759. — 781. — Aprender por conhecer he corrente nos classicos: Constancio o dá por antiquado; o que não admira, porque no seu conceito uma boa porção dos vocabulos deve ser esquecida. Modernamente o meu amigo Dr. Lopes de Moura usou deste verbo na sua traducção das obras de Walter Scott. O nosso illustre compatriota he riquissimo na linguagem; mas, segundo m'o tem dito muitas vezes, não poude corrigir os seus escritos, pela pressa com que trabalhava para acudir ás necessidades da vida. Hoje está elle mais folgado pela pensão que lhe dá do seu bolsinho o Snr. D. Pedro Segundo; mas infelizmente, quando a munificencia imperial o allivia, a velhice o alcança, e não lhe permitte mais um trabalho assíduo. Oxalá que este bello exemplo de generosidade fique aos vindouros, e que não herdemos dos nossos parentes Portuguezes, a par de louvaveis costumes e leis, o desprêzo para com os escritores desvalidos da fortuna.

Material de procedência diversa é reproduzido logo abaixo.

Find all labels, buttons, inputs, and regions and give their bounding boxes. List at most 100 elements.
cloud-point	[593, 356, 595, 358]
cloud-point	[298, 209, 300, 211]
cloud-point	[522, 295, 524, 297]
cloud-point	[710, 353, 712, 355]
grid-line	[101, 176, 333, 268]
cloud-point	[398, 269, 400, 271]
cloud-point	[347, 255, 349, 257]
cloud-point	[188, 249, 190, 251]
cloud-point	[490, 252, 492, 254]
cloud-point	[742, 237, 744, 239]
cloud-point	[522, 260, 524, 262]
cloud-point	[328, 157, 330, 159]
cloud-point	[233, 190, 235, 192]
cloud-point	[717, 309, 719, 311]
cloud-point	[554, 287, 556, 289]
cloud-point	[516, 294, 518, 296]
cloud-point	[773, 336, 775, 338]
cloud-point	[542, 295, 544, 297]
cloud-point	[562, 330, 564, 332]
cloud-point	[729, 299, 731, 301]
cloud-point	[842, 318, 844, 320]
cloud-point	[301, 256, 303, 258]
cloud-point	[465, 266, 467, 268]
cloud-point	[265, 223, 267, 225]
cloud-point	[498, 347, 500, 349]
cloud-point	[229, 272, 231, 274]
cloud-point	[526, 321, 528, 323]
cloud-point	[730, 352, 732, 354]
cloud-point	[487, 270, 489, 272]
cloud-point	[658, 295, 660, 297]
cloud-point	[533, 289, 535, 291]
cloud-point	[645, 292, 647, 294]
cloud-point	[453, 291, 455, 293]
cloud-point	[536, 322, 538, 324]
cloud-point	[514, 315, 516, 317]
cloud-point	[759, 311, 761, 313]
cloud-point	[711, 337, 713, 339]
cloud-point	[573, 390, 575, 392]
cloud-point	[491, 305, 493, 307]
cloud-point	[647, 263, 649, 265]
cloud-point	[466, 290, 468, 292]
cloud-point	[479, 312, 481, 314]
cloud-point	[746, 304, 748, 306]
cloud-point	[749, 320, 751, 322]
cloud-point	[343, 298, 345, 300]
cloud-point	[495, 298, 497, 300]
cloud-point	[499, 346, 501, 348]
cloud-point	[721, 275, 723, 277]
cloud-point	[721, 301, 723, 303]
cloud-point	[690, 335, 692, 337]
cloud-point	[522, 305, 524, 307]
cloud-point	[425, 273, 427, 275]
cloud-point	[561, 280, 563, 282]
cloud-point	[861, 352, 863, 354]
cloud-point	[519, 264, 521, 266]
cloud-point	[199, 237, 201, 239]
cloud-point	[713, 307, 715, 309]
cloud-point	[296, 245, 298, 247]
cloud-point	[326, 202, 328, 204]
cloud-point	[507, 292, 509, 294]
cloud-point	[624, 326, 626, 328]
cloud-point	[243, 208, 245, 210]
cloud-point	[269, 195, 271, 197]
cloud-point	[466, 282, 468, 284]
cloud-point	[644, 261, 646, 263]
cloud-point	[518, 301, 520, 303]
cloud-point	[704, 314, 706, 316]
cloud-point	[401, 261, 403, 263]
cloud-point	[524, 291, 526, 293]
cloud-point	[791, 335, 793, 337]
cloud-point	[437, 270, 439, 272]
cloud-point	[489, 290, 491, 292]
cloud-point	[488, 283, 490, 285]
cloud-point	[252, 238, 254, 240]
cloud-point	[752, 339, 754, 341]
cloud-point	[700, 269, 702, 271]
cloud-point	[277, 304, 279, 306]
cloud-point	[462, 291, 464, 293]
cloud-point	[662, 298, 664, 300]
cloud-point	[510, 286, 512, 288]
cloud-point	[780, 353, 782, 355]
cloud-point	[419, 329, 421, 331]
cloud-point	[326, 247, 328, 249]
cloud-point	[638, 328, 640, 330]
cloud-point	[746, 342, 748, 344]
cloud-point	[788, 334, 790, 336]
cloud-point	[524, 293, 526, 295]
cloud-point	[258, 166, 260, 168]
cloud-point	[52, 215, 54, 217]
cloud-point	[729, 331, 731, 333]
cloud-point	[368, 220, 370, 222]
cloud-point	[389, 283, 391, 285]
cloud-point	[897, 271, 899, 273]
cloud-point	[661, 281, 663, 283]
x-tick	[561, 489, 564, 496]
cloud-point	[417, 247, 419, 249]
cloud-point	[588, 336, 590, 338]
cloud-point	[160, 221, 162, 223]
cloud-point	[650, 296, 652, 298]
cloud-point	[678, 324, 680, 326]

883. — 920. — Tendo-me eu contentado de remetter o leitor aos que deste livro tratam, porque para o commentar seria mister compôr um de philosophia e outro de historia romana; nesta passagem não me soffro sem dizer alguma cousa, que a admiração me arranca. Havendo Anchises, na sua prophecia e na resenha que faz das almas que tem de reger os vindouros, commemorado os factos e os heroes de que mais se jactavam os Romanos, chega a final ao seculo de Augusto; e, como ha pouco tinha fallecido Marcello, filho de Octavia, até alli considerado successor ao imperio, o poeta põe na bôca do propheta os louvores de M. Claudio Marcello, ascendente do mancebo, e por uma transição facil involve nesses louvores os daquelle genro de Augusto, e toca na recente morte com uma delicadeza inexprimivel. Que arte! que sublimidade não encerra a passagem terminada por estas immortaes palavras: Tu Marcellus eris! Em toques taes he que Virgilio he incontestavelmente o primeiro dos poetas; e em taes modelos he que os moços devem aprender os reconditos segredos da poesia.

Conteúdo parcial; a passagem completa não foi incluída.